Google’s thinking is that an assistant can only be useful if it’s interacting with the world in the same way humans do. In other words, an AI assistant that can see, hear and truly understand context, all while responding in a time that makes you forget it’s a robot. Google’s got the multimodal part locked down. It’s making it sound natural that’s had Google on the back foot.
Google showed off Astra’s skills in a two-minute-long uninterrupted demonstration seen above. We get a basic understanding of how it all works, with Astra being able to solve problems on a whiteboard, remind its users where it last saw their glasses, and even come up with a band name on a whim. If that at all sounds familiar, it’s the same idea OpenAI’s GPT-4o is cooking up, but with Google’s far-reaching ecosystem in tow.
The technology is impressive, sure, but we envision Astra getting its time in the spotlight only when products like Meta’s Ray-Ban smart glasses inevitably become more accessible to the layman. Until then, we’ll have to make do with Astra’s involvement in the Gemini app and web experience later this year.
Retro-fitting AI on Android
Wondering where Android fits into all this? Google announced a couple of minor additions and changes to the AI features through the operating system, such as smartening up Circle to Search before rolling it out to a whole lot more Android devices. Google didn’t dive into details of when that might be happening or which devices are getting the Circle to Search treatment.

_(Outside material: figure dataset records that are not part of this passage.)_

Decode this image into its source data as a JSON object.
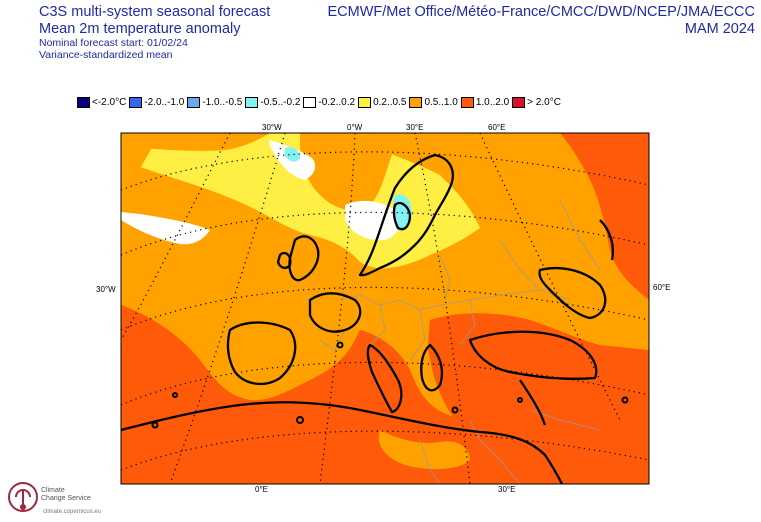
{
  "header": {
    "title": "C3S multi-system seasonal forecast",
    "subtitle": "Mean 2m temperature anomaly",
    "start": "Nominal forecast start: 01/02/24",
    "method": "Variance-standardized mean",
    "systems": "ECMWF/Met Office/Météo-France/CMCC/DWD/NCEP/JMA/ECCC",
    "season": "MAM 2024"
  },
  "legend": [
    {
      "label": "<-2.0°C",
      "color": "#0a007e"
    },
    {
      "label": "-2.0..-1.0",
      "color": "#3466f2"
    },
    {
      "label": "-1.0..-0.5",
      "color": "#66aaf4"
    },
    {
      "label": "-0.5..-0.2",
      "color": "#84f2f2"
    },
    {
      "label": "-0.2..0.2",
      "color": "#ffffff"
    },
    {
      "label": "0.2..0.5",
      "color": "#ffee44"
    },
    {
      "label": "0.5..1.0",
      "color": "#ffa200"
    },
    {
      "label": "1.0..2.0",
      "color": "#ff5a0a"
    },
    {
      "label": "> 2.0°C",
      "color": "#d8102c"
    }
  ],
  "coords": {
    "top_30w": "30°W",
    "top_0w": "0°W",
    "top_30e": "30°E",
    "top_60e": "60°E",
    "left_30w": "30°W",
    "right_60e": "60°E",
    "bottom_0e": "0°E",
    "bottom_30e": "30°E"
  },
  "logo": {
    "name_line1": "Climate",
    "name_line2": "Change Service",
    "url": "climate.copernicus.eu"
  }
}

We do know that it’s capable of solving math equations now, because why not? Rather than solve the problem outright, it’ll help the user reach the end goal by breaking it down into steps. This was done to assuage any parents or teachers worried about the advancement of AI. It’s worth mentioning that if your kid couldn’t simply whip put Photomath, then they’re not worth the hassle anyway.

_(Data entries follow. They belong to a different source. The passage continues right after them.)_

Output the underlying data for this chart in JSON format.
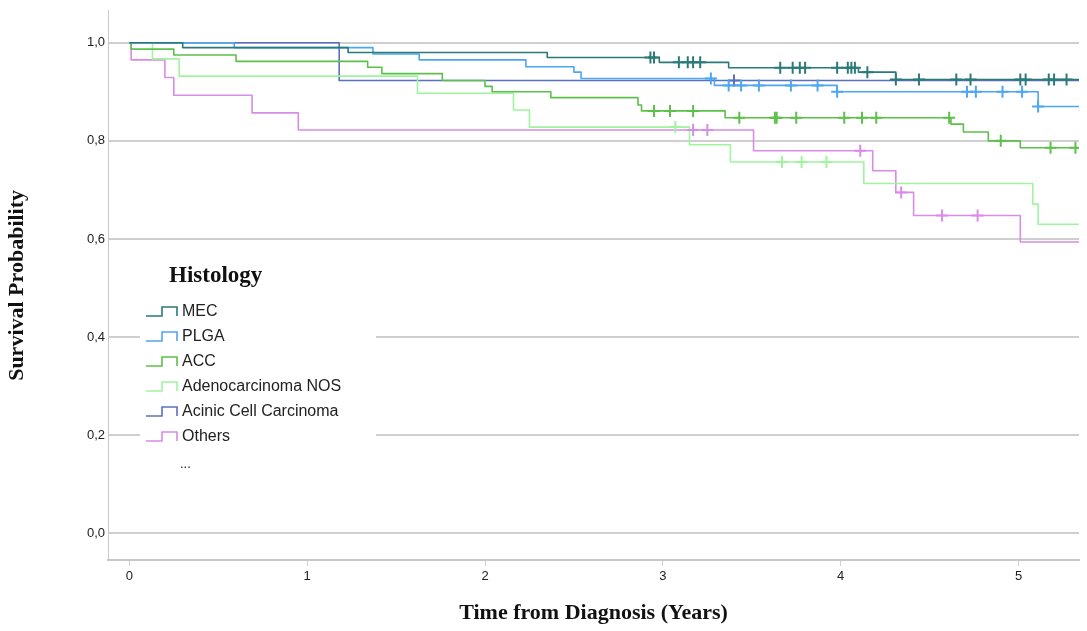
{
  "chart_data": {
    "type": "line",
    "xlabel": "Time from Diagnosis (Years)",
    "ylabel": "Survival Probability",
    "legend_title": "Histology",
    "legend": "left",
    "grid": "y",
    "annotations": [
      "..."
    ],
    "xlim": [
      -0.12,
      5.34
    ],
    "xticks": [
      0,
      1,
      2,
      3,
      4,
      5
    ],
    "ylim": [
      -0.054,
      1.065
    ],
    "yticks": [
      {
        "value": 0,
        "label": "0,0"
      },
      {
        "value": 0.2,
        "label": "0,2"
      },
      {
        "value": 0.4,
        "label": "0,4"
      },
      {
        "value": 0.6,
        "label": "0,6"
      },
      {
        "value": 0.8,
        "label": "0,8"
      },
      {
        "value": 1,
        "label": "1,0"
      }
    ],
    "series": [
      {
        "name": "MEC",
        "color": "#2a7a78",
        "x": [
          0,
          0.3,
          0.3,
          1.23,
          1.23,
          2.35,
          2.35,
          2.98,
          2.98,
          3.37,
          3.37,
          4.1,
          4.1,
          4.31,
          4.31,
          5.34
        ],
        "values": [
          1,
          1,
          0.99,
          0.99,
          0.98,
          0.98,
          0.97,
          0.97,
          0.96,
          0.96,
          0.949,
          0.949,
          0.94,
          0.94,
          0.925,
          0.925
        ]
      },
      {
        "name": "PLGA",
        "color": "#4da6f0",
        "x": [
          0,
          0.59,
          0.59,
          1.37,
          1.37,
          1.63,
          1.63,
          2.23,
          2.23,
          2.5,
          2.5,
          2.54,
          2.54,
          3.29,
          3.29,
          3.98,
          3.98,
          5.11,
          5.11,
          5.34
        ],
        "values": [
          1,
          1,
          0.99,
          0.99,
          0.977,
          0.977,
          0.965,
          0.965,
          0.951,
          0.951,
          0.94,
          0.94,
          0.927,
          0.927,
          0.913,
          0.913,
          0.9,
          0.9,
          0.87,
          0.87
        ]
      },
      {
        "name": "ACC",
        "color": "#5dc04a",
        "x": [
          0,
          0.01,
          0.01,
          0.25,
          0.25,
          0.6,
          0.6,
          1.34,
          1.34,
          1.42,
          1.42,
          1.76,
          1.76,
          2,
          2,
          2.04,
          2.04,
          2.37,
          2.37,
          2.86,
          2.86,
          2.88,
          2.88,
          3.35,
          3.35,
          4.62,
          4.62,
          4.69,
          4.69,
          4.83,
          4.83,
          5.01,
          5.01,
          5.34
        ],
        "values": [
          1,
          1,
          0.987,
          0.987,
          0.975,
          0.975,
          0.962,
          0.962,
          0.95,
          0.95,
          0.937,
          0.937,
          0.923,
          0.923,
          0.911,
          0.911,
          0.9,
          0.9,
          0.888,
          0.888,
          0.873,
          0.873,
          0.861,
          0.861,
          0.847,
          0.847,
          0.834,
          0.834,
          0.818,
          0.818,
          0.8,
          0.8,
          0.786,
          0.786
        ]
      },
      {
        "name": "Adenocarcinoma NOS",
        "color": "#9ef59e",
        "x": [
          0,
          0.13,
          0.13,
          0.28,
          0.28,
          1.62,
          1.62,
          2.16,
          2.16,
          2.25,
          2.25,
          3.15,
          3.15,
          3.38,
          3.38,
          4.13,
          4.13,
          5.08,
          5.08,
          5.11,
          5.11,
          5.34
        ],
        "values": [
          1,
          1,
          0.967,
          0.967,
          0.932,
          0.932,
          0.897,
          0.897,
          0.863,
          0.863,
          0.828,
          0.828,
          0.792,
          0.792,
          0.757,
          0.757,
          0.713,
          0.713,
          0.671,
          0.671,
          0.63,
          0.63
        ]
      },
      {
        "name": "Acinic Cell Carcinoma",
        "color": "#5a70c0",
        "x": [
          0,
          1.18,
          1.18,
          5.34
        ],
        "values": [
          1,
          1,
          0.923,
          0.923
        ]
      },
      {
        "name": "Others",
        "color": "#d98be8",
        "x": [
          0,
          0.01,
          0.01,
          0.2,
          0.2,
          0.25,
          0.25,
          0.69,
          0.69,
          0.95,
          0.95,
          3.51,
          3.51,
          4.18,
          4.18,
          4.31,
          4.31,
          4.41,
          4.41,
          5.01,
          5.01,
          5.34
        ],
        "values": [
          1,
          1,
          0.965,
          0.965,
          0.929,
          0.929,
          0.893,
          0.893,
          0.857,
          0.857,
          0.822,
          0.822,
          0.78,
          0.78,
          0.739,
          0.739,
          0.695,
          0.695,
          0.648,
          0.648,
          0.594,
          0.594
        ]
      },
      {
        "type": "scatter",
        "marker": "cross",
        "color": "#2a7a78",
        "x": [
          2.93,
          2.95,
          3.09,
          3.14,
          3.17,
          3.21,
          3.66,
          3.73,
          3.77,
          3.8,
          3.98,
          4.04,
          4.06,
          4.08,
          4.15,
          4.31,
          4.44,
          4.65,
          4.73,
          5.01,
          5.04,
          5.17,
          5.2,
          5.27
        ],
        "values": [
          0.97,
          0.97,
          0.96,
          0.96,
          0.96,
          0.96,
          0.949,
          0.949,
          0.949,
          0.949,
          0.949,
          0.949,
          0.949,
          0.949,
          0.94,
          0.925,
          0.925,
          0.925,
          0.925,
          0.925,
          0.925,
          0.925,
          0.925,
          0.925
        ]
      },
      {
        "type": "scatter",
        "marker": "cross",
        "color": "#4da6f0",
        "x": [
          3.27,
          3.37,
          3.44,
          3.54,
          3.72,
          3.87,
          3.98,
          4.71,
          4.76,
          4.91,
          5.02,
          5.11
        ],
        "values": [
          0.927,
          0.913,
          0.913,
          0.913,
          0.913,
          0.913,
          0.9,
          0.9,
          0.9,
          0.9,
          0.9,
          0.87
        ]
      },
      {
        "type": "scatter",
        "marker": "cross",
        "color": "#5dc04a",
        "x": [
          2.95,
          3.04,
          3.17,
          3.43,
          3.63,
          3.64,
          3.75,
          4.02,
          4.12,
          4.2,
          4.61,
          4.9,
          5.18,
          5.32
        ],
        "values": [
          0.861,
          0.861,
          0.861,
          0.847,
          0.847,
          0.847,
          0.847,
          0.847,
          0.847,
          0.847,
          0.847,
          0.8,
          0.786,
          0.786
        ]
      },
      {
        "type": "scatter",
        "marker": "cross",
        "color": "#9ef59e",
        "x": [
          3.07,
          3.67,
          3.78,
          3.92
        ],
        "values": [
          0.828,
          0.757,
          0.757,
          0.757
        ]
      },
      {
        "type": "scatter",
        "marker": "cross",
        "color": "#5a70c0",
        "x": [
          3.4
        ],
        "values": [
          0.923
        ]
      },
      {
        "type": "scatter",
        "marker": "cross",
        "color": "#d98be8",
        "x": [
          3.17,
          3.25,
          4.11,
          4.34,
          4.57,
          4.77
        ],
        "values": [
          0.822,
          0.822,
          0.78,
          0.695,
          0.648,
          0.648
        ]
      }
    ]
  }
}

TalkBack is also being kitted out with Gemini Nano’s multimodal abilities, to better provide those blind or vision-impaired users with a clearer and more fitting description of what’s happening on-screen.

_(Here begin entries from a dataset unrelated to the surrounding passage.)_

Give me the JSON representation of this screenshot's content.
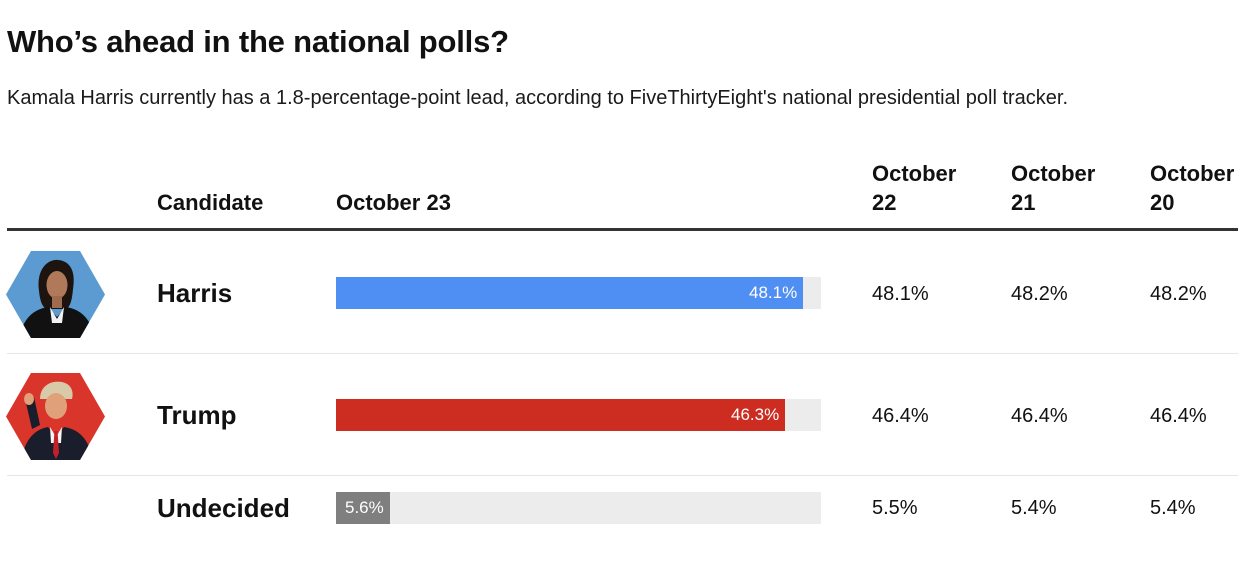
{
  "title": "Who’s ahead in the national polls?",
  "subtitle": "Kamala Harris currently has a 1.8-percentage-point lead, according to FiveThirtyEight's national presidential poll tracker.",
  "chart_data": {
    "type": "bar",
    "title": "Who’s ahead in the national polls?",
    "subtitle": "Kamala Harris currently has a 1.8-percentage-point lead, according to FiveThirtyEight's national presidential poll tracker.",
    "columns": {
      "candidate": "Candidate",
      "current": "October 23",
      "prev1": "October 22",
      "prev2": "October 21",
      "prev3": "October 20"
    },
    "xlim": [
      0,
      50
    ],
    "unit": "%",
    "rows": [
      {
        "name": "Harris",
        "avatar": "harris-portrait",
        "color": "#4f8ef2",
        "current": 48.1,
        "current_label": "48.1%",
        "prev1": "48.1%",
        "prev2": "48.2%",
        "prev3": "48.2%"
      },
      {
        "name": "Trump",
        "avatar": "trump-portrait",
        "color": "#cd2c20",
        "current": 46.3,
        "current_label": "46.3%",
        "prev1": "46.4%",
        "prev2": "46.4%",
        "prev3": "46.4%"
      },
      {
        "name": "Undecided",
        "avatar": null,
        "color": "#7f7f7f",
        "current": 5.6,
        "current_label": "5.6%",
        "prev1": "5.5%",
        "prev2": "5.4%",
        "prev3": "5.4%"
      }
    ]
  },
  "colors": {
    "harris_bg": "#5b9bd1",
    "trump_bg": "#d9352a",
    "track": "#ececec"
  }
}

Finally, there’s the new live scam detection feature, that does, well, exactly what it says on the tin. With Gemini Nano listening in on your calls (locally, nothing is sent to the cloud), it’s able to keep an ear out for any language that’s most often used during scam calls. For example, a “bank representative” asking for funds or a gift card would throw up a warning from Nano, and advise you to end the call.
Google will share more about the development of these features later this year.